Demnach finde die vorsätzliche Tötung politischer, ökonomischer, weltanschaulicher oder auch ethisch-moralischer Gegner keine Erwähnung. Die bis heute nicht als Völkermord anerkannte Schreckensherrschaft der Roten Khmer in Kambodscha sei eines von vielen Beispielen für die Problematik des Begriffs.
Ruanda als Wegbereiter für eine Rückbesinnung
Die unfassbaren Gräueltaten in Ruanda und die schockierenden Schlussfolgerung, dass keiner der im Gesetzestext angeführten Begriffe zutraf, führten laut Amann zu einer Rückbesinnung auf die ursprüngliche Bedeutung von Genozid.
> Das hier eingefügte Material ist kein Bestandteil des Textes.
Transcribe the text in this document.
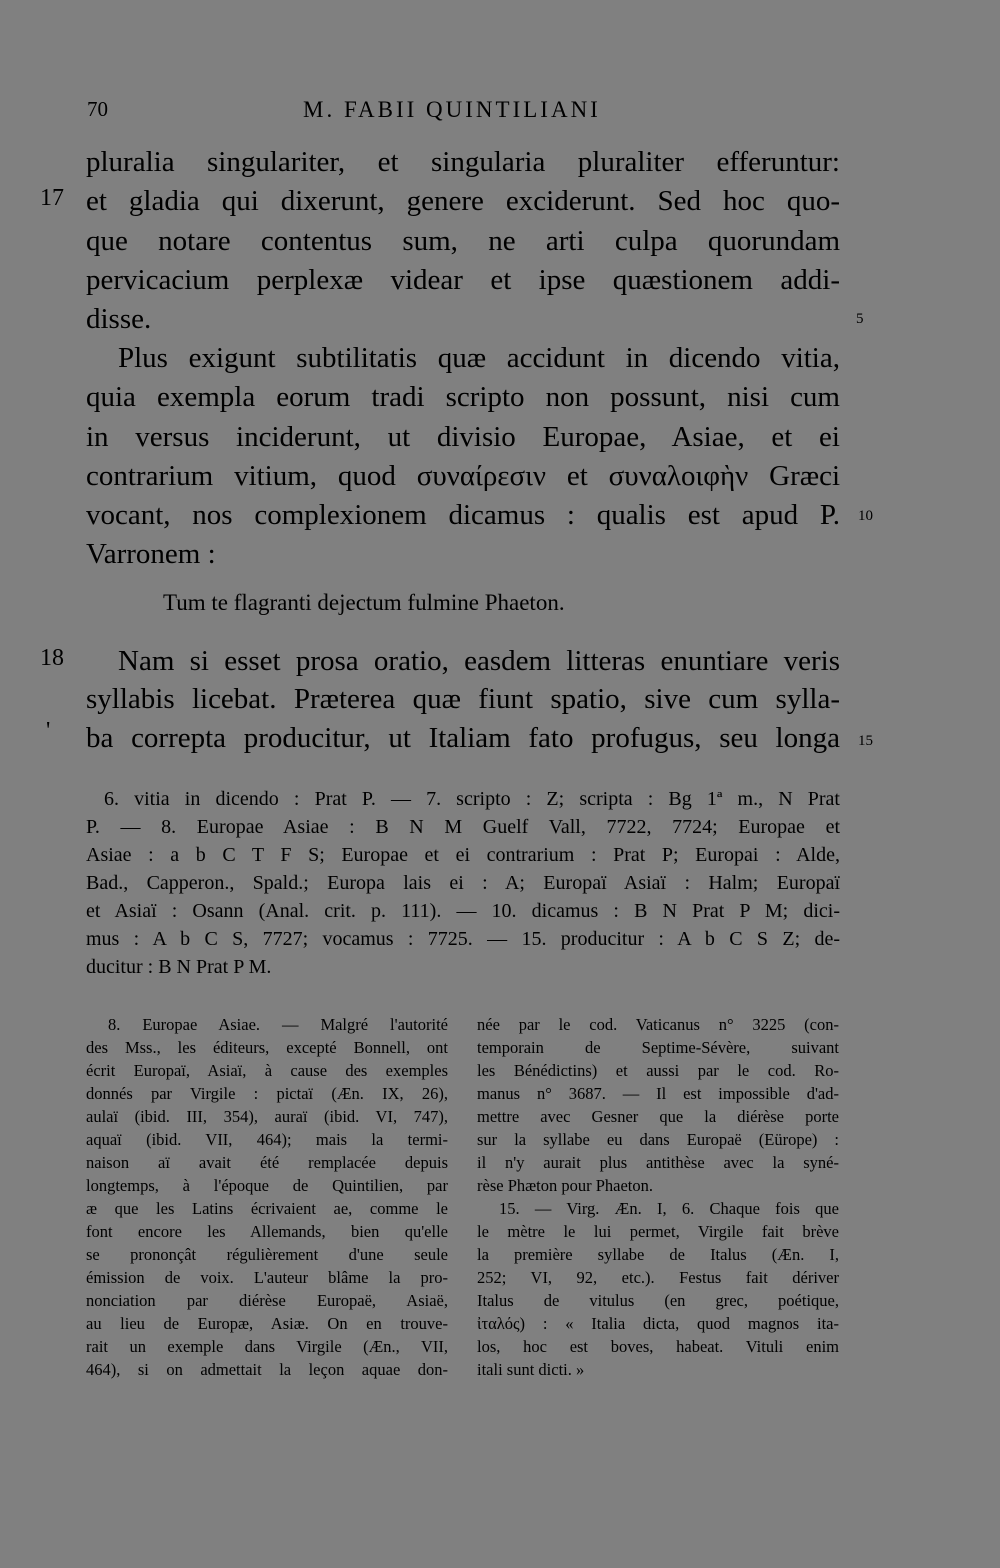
70	M. FABII QUINTILIANI
17
18
'
5
10
15
pluralia singulariter, et singularia pluraliter efferuntur:
et gladia qui dixerunt, genere exciderunt. Sed hoc quo-
que notare contentus sum, ne arti culpa quorundam
pervicacium perplexæ videar et ipse quæstionem addi-
disse.
Plus exigunt subtilitatis quæ accidunt in dicendo vitia,
quia exempla eorum tradi scripto non possunt, nisi cum
in versus inciderunt, ut divisio Europae, Asiae, et ei
contrarium vitium, quod συναίρεσιν et συναλοιφὴν Græci
vocant, nos complexionem dicamus : qualis est apud P.
Varronem :
Nam si esset prosa oratio, easdem litteras enuntiare veris
syllabis licebat. Præterea quæ fiunt spatio, sive cum sylla-
ba correpta producitur, ut Italiam fato profugus, seu longa
Tum te flagranti dejectum fulmine Phaeton.
6. vitia in dicendo : Prat P. — 7. scripto : Z; scripta : Bg 1ª m., N Prat
P. — 8. Europae Asiae : B N M Guelf Vall, 7722, 7724; Europae et
Asiae : a b C T F S; Europae et ei contrarium : Prat P; Europai : Alde,
Bad., Capperon., Spald.; Europa lais ei : A; Europaï Asiaï : Halm; Europaï
et Asiaï : Osann (Anal. crit. p. 111). — 10. dicamus : B N Prat P M; dici-
mus : A b C S, 7727; vocamus : 7725. — 15. producitur : A b C S Z; de-
ducitur : B N Prat P M.
8. Europae Asiae. — Malgré l'autorité
des Mss., les éditeurs, excepté Bonnell, ont
écrit Europaï, Asiaï, à cause des exemples
donnés par Virgile : pictaï (Æn. IX, 26),
aulaï (ibid. III, 354), auraï (ibid. VI, 747),
aquaï (ibid. VII, 464); mais la termi-
naison aï avait été remplacée depuis
longtemps, à l'époque de Quintilien, par
æ que les Latins écrivaient ae, comme le
font encore les Allemands, bien qu'elle
se prononçât régulièrement d'une seule
émission de voix. L'auteur blâme la pro-
nonciation par diérèse Europaë, Asiaë,
au lieu de Europæ, Asiæ. On en trouve-
rait un exemple dans Virgile (Æn., VII,
464), si on admettait la leçon aquae don-
née par le cod. Vaticanus n° 3225 (con-
temporain de Septime-Sévère, suivant
les Bénédictins) et aussi par le cod. Ro-
manus n° 3687. — Il est impossible d'ad-
mettre avec Gesner que la diérèse porte
sur la syllabe eu dans Europaë (Eürope) :
il n'y aurait plus antithèse avec la syné-
rèse Phæton pour Phaeton.
15. — Virg. Æn. I, 6. Chaque fois que
le mètre le lui permet, Virgile fait brève
la première syllabe de Italus (Æn. I,
252; VI, 92, etc.). Festus fait dériver
Italus de vitulus (en grec, poétique,
ἰταλός) : « Italia dicta, quod magnos ita-
los, hoc est boves, habeat. Vituli enim
itali sunt dicti. »
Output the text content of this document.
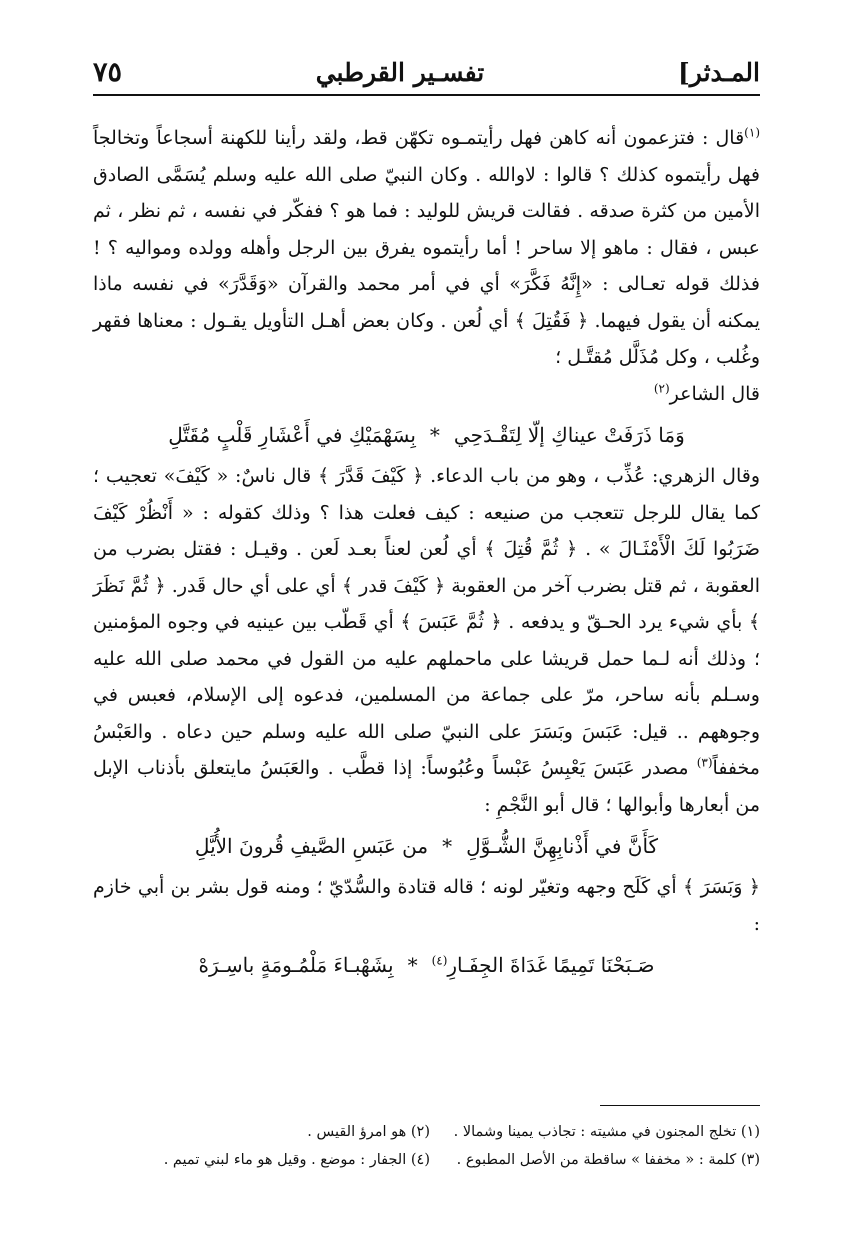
المـدثر]
تفسـير القرطبي
٧٥

$^{(١)}$قال : فتزعمون أنه كاهن فهل رأيتمـوه تكهّن قط، ولقد رأينا للكهنة أسجاعاً وتخالجاً فهل رأيتموه كذلك ؟ قالوا : لاوالله . وكان النبيّ صلى الله عليه وسلم يُسَمَّى الصادق الأمين من كثرة صدقه . فقالت قريش للوليد : فما هو ؟ ففكّر في نفسه ، ثم نظر ، ثم عبس ، فقال : ماهو إلا ساحر ! أما رأيتموه يفرق بين الرجل وأهله وولده ومواليه ؟ ! فذلك قوله تعـالى : «إِنَّهُ فَكَّرَ» أي في أمر محمد والقرآن «وَقَدَّرَ» في نفسه ماذا يمكنه أن يقول فيهما. ﴿ فَقُتِلَ ﴾ أي لُعن . وكان بعض أهـل التأويل يقـول : معناها فقهر وغُلب ، وكل مُذَلَّل مُقتَّـل ؛

قال الشاعر$^{(٢)}$

وَمَا ذَرَفَتْ عيناكِ إلّا لِتَقْـدَحِي*بِسَهْمَيْكِ في أَعْشَارِ قَلْبٍ مُقَتَّلِ

وقال الزهري: عُذِّب ، وهو من باب الدعاء. ﴿ كَيْفَ قَدَّرَ ﴾ قال ناسٌ: « كَيْفَ» تعجيب ؛ كما يقال للرجل تتعجب من صنيعه : كيف فعلت هذا ؟ وذلك كقوله : « أَنْظُرْ كَيْفَ ضَرَبُوا لَكَ الْأَمْثَـالَ » . ﴿ ثُمَّ قُتِلَ ﴾ أي لُعن لعناً بعـد لَعن . وقيـل : فقتل بضرب من العقوبة ، ثم قتل بضرب آخر من العقوبة ﴿ كَيْفَ قدر ﴾ أي على أي حال قَدر. ﴿ ثُمَّ نَظَرَ ﴾ بأي شيء يرد الحـقّ و يدفعه . ﴿ ثُمَّ عَبَسَ ﴾ أي قَطّب بين عينيه في وجوه المؤمنين ؛ وذلك أنه لـما حمل قريشا على ماحملهم عليه من القول في محمد صلى الله عليه وسـلم بأنه ساحر، مرّ على جماعة من المسلمين، فدعوه إلى الإسلام، فعبس في وجوههم .. قيل: عَبَسَ وبَسَرَ على النبيّ صلى الله عليه وسلم حين دعاه . والعَبْسُ مخففاً$^{(٣)}$ مصدر عَبَسَ يَعْبِسُ عَبْساً وعُبُوساً: إذا قطَّب . والعَبَسُ مايتعلق بأذناب الإبل من أبعارها وأبوالها ؛ قال أبو النَّجْمِ :

كَأَنَّ في أَذْنابِهِنَّ الشُّـوَّلِ*من عَبَسِ الصَّيفِ قُرونَ الأُيَّلِ

﴿ وَبَسَرَ ﴾ أي كَلَح وجهه وتغيّر لونه ؛ قاله قتادة والسُّدّيّ ؛ ومنه قول بشر بن أبي خازم :

صَـبَحْنَا تَمِيمًا غَدَاةَ الجِفَـارِ$^{(٤)}$*بِشَهْبـاءَ مَلْمُـومَةٍ باسِـرَهْ

(١) تخلج المجنون في مشيته : تجاذب يمينا وشمالا .
(٢) هو امرؤ القيس .
(٣) كلمة : « مخففا » ساقطة من الأصل المطبوع .
(٤) الجفار : موضع . وقيل هو ماء لبني تميم .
Denn obwohl die Tutsi wie die Hutu der selben Nation, der selben Religion und Kultur wie auch Ethnie angehören, entschied sich das Kriegsverbrechertribunal für Ruanda, dennoch von Genozid zur sprechen.
Gesellschaftlicher Kontext statt Objektivität
Daher plädiert Amann wie auch Rene Lemarchand und Mark Levene dafür, in der Bestimmung und Auslegung des Genozidbegriffs vermehrt den gesellschaftlichen Kontext statt objektive Kriterien in den Blickpunkt zu rücken.
->   Mehr über den Vortrag von Mark Levene
Da der Gesetzestext aus einer Zeit des Kalten Krieges stamme, könne man sich, wenn es um die Probleme des 21. Jahrhunderts gehe, nicht eng daran halten.
Expressive Kraft der Konvention erhalten
Gleichzeitig warnt Amann jedoch vor einer Ausweitung der Konvention, zumal der expressiven Kraft der Konvention aufgrund der bislang begrenzten Möglichkeiten der internationalen Strafverfolgung eine besondere Bedeutung zukomme.

Es bestehe die Gefahr, dass, je mehr Gruppen geschützt würden - indem sie in die Genozidkonvention einbezogen werden, desto mehr die Kraft des Genozidbegriffs verwässert würde. "Und Genozid ist die schlimmste Bezeichnung, die wir vergeben können", so Amann.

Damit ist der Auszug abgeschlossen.